The panels often have a 10 year product warranty and a 25 year performance warranty.
The inverters often have a 10 year product warranty.
So, for an investment that might have a 5-7 year paybck period and a 25+ year intended lifespan, it would seem that all is well.
Except that… these warranties are easily voided.
In order for someone to warrant the output of a panel for 25 years, they need to put conditions on how it is installed. If these conditions are not met, then you don’t have a warranty.
This system on the NSW Central Coast was one we drove past last week and we noticed almost immediately that it was not installed correctly.
The panels have been attached to the tilts (rails) at the wrong spot which means over time the frame will flex, microcracks will occur in the cells within the module, they will deteriorate, and there is no warranty. All because an installer didn’t know -or ignored – the instructions.
We don’t mention this to pour scorn on a competitor.
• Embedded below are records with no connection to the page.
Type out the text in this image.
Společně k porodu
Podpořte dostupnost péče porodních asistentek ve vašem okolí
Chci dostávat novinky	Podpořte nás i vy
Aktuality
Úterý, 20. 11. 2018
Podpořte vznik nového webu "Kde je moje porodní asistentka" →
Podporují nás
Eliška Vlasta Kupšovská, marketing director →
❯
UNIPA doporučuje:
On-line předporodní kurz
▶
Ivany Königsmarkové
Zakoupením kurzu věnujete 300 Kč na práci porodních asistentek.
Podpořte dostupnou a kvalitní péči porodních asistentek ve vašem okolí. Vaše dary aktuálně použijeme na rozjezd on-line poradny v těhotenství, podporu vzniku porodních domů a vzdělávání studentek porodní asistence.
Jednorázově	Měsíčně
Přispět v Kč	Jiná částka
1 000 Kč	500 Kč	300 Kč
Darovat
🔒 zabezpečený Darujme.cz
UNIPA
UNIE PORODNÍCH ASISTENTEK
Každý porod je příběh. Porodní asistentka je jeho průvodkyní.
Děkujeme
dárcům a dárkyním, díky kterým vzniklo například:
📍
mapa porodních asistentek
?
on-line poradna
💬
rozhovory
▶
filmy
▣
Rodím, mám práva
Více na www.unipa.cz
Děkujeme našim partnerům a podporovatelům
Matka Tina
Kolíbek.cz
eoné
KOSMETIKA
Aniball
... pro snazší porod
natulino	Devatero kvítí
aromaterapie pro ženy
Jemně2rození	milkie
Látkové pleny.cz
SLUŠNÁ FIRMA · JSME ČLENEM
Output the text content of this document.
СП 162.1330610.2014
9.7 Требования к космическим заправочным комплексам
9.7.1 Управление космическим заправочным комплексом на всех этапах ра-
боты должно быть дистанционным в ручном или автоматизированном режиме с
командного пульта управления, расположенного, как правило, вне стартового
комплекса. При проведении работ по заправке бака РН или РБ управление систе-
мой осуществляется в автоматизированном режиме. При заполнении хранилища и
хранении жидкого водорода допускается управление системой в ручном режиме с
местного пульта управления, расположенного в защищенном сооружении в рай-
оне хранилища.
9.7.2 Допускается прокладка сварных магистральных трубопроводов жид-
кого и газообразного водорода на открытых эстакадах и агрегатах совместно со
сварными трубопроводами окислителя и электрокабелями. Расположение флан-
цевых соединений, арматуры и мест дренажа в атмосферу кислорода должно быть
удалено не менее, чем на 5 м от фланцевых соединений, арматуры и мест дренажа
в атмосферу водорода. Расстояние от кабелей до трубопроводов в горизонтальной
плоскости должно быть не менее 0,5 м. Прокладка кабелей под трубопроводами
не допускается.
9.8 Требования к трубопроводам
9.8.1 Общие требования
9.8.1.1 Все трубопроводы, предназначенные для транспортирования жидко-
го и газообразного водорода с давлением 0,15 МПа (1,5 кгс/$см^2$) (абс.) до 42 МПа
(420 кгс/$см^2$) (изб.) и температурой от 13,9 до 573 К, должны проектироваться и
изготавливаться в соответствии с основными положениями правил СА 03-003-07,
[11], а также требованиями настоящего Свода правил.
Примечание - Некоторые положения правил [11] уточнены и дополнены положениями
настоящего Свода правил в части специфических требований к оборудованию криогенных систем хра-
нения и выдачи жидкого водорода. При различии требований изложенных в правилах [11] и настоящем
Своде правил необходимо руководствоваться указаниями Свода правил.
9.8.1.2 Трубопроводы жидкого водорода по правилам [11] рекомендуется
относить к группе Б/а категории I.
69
We don’t know who installed it. What we do know is that most companies take shortcuts.
In many cases, the customer will not know. At least not until it’s too late.
If someone were buying a new car, and drove it home with no warranty I am sure they’d be absolutely distressed. With solar, it happens a surprising amount and noone is concerned.
Recently we’ve also seen inverters which were mounted on a wall in such a way that they also voided their warranty.
There is also a main brand of aluminium framing which is extremely common, and when you look carefully in the installation guidelines you find out it is not certified for trimdeck roofing (it is OK for cliplok and colorbond). This rail is used extensively in commercial systems and no doubt installed daily on trimdeck. Thus, voiding its own warranty.
At Epho, our main concern is designing and delivering a system that delivers long term performance and simply does what it is meant to do.